The team? It took a moment for the concept to shape itself inside his head, of Natasha and Bruce, Clint and Thor and- and Tony, all somehow listening, withholding judgement as he laid bare the old, throbbing wound of loss. Three, almost four years had passed since he'd woken up from his long slumber frozen in the arctic, and yet- the ache hadn't faded. Bucky's capture and breaking at HYDRA's hands still haunted him, and even Peggy barely recognized him now and he dreaded the day he would finally lose her too. He'd had almost four years to get used to the idea and yet...
"...I didn't see anything frightening," he said finally, the words thick in his mouth. "Not the way the others did. I...No, it's not worth sharing, really."
Corrain frowned at that, and without warning his hand came up, smacking the back of Steve's head with a surprising amount of force from someone so petite.
"Ow? Corrain, what the-"
"You tell me that whatever has you disassociating out here for thirty minutes straight 'isn't worth sharing' again and I'll outright deck your dumb ass," Corrain said flatly. Steve blinked once- twice-
"Thirty minutes?"
"Well, Natasha and Tony both went on for at least an hour, if you're trying to needlessly compare your own troubles to other people again." The grey storm of that gaze was piercing now, searing holes in his face. Steve tried his best to meet it, but could only manage for a minute.
"Look. If you don't want to share- I'm not forcing you," Corrain said, flipping his braid back over his shoulder. His voice had lost the sudden brusque edge, returning to its previous warmth. "If you're not ready to talk, that's okay. But- I think you'd feel better if you stopped stewing in it. And I think your team is probably one of the only groups of people on this planet that could have even a prayer of understanding what you're dealing with. And vice versa."
For a moment, Steve let the idea settle in his head. And then, incredulously, he turned to the short man at his side, watching as the faint smile lines on Corrain's face deepened, his mouth curling.
"You want us to all talk about what Wanda made us see, don't you?" he accused - but he couldn't bring himself to put any bite behind the words, and Corrain's smile only grew.
"Not quite, considering she didn't hit all of you," Corrain chirped out, and that odd summer-rain warmth pattered lightly across Steve's back again, like an embedded giggle in the sudden curl of comfort he felt wrapping around his shoulders. "But similar enough - and yes. You can only understand each other more by listening to what you all fear most, and it can only help you in the long run. And I think what you all fear... those fears may explain more about how you all act than you think."
"Even if mine's not- not a fear, precisely?"
The porchlight flickered then, briefly casting the smile on the Zakuulan man's face into long shadows, and by the time the light clattered back to life the grin was gone. Only a soft, tired compassion remained.
"I know," Corrain said softly. "Grieving men don't fear death - they mourn that it didn't take them too. And you haven't been scared since I met you. That's the problem."
Silence sprinkled with the windchime's tinkling music fell. Steve tried not to think about how quickly, how accurately he'd been seen through, held his tongue even in the face of that placid acknowledgement. After all- what could he say to that?
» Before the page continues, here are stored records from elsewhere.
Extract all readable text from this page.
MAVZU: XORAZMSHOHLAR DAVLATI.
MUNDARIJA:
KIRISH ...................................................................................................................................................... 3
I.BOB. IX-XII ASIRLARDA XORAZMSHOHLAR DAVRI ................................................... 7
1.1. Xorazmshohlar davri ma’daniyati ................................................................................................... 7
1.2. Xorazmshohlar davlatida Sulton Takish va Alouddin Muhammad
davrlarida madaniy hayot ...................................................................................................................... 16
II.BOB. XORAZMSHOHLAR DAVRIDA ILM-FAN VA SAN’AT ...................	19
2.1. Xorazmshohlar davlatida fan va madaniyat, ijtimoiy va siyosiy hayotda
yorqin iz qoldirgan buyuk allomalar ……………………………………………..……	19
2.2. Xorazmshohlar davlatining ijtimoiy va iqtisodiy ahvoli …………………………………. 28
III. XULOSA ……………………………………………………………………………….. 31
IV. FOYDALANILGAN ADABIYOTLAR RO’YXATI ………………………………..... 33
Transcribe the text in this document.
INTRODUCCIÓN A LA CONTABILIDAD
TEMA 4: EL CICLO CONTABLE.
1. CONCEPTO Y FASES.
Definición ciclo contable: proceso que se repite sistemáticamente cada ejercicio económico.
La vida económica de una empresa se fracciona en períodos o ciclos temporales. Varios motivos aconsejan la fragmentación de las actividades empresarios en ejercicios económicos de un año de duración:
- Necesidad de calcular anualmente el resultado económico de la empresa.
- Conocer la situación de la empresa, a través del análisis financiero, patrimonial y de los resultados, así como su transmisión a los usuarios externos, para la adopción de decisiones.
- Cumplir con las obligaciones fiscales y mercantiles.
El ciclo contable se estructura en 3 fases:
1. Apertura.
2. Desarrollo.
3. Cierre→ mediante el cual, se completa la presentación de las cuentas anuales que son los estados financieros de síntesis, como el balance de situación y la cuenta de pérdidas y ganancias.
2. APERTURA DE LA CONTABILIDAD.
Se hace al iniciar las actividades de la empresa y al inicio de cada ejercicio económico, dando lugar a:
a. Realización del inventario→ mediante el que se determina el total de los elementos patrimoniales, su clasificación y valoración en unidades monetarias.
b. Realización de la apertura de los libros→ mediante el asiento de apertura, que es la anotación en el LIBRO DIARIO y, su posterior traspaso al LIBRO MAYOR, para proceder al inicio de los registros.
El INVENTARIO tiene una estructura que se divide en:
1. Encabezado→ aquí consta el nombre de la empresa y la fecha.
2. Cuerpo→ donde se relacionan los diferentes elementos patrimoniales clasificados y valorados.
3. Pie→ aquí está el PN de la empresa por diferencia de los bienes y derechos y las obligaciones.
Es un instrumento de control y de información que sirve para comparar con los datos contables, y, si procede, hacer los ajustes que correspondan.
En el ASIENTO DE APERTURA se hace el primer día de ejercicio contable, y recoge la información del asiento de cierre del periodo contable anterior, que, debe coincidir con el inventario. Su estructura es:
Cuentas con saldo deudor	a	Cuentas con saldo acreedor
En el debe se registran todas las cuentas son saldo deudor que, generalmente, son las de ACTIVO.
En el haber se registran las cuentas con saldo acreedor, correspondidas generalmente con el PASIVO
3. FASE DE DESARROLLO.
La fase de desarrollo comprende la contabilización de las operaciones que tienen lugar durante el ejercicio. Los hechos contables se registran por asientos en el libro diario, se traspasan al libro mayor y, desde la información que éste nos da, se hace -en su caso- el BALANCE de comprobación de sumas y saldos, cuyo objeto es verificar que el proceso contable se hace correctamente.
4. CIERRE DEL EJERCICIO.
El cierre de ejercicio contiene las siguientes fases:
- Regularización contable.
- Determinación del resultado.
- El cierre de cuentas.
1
He was terrible at lying.
Corrain turned, gesturing back at the warm light of the screen door behind him, and then reached back, clasping a warm hand around Steve's shoulder.
"Come on, Steve." Thunderstorm eyes flickered back towards the house, unbearably calm in the face of what had just been laid bare between them. "You don't have to say anything, but I think if you wanted to, if you found the strength to trust them enough to be vulnerable...you'd find they'd listen, and they'd understand."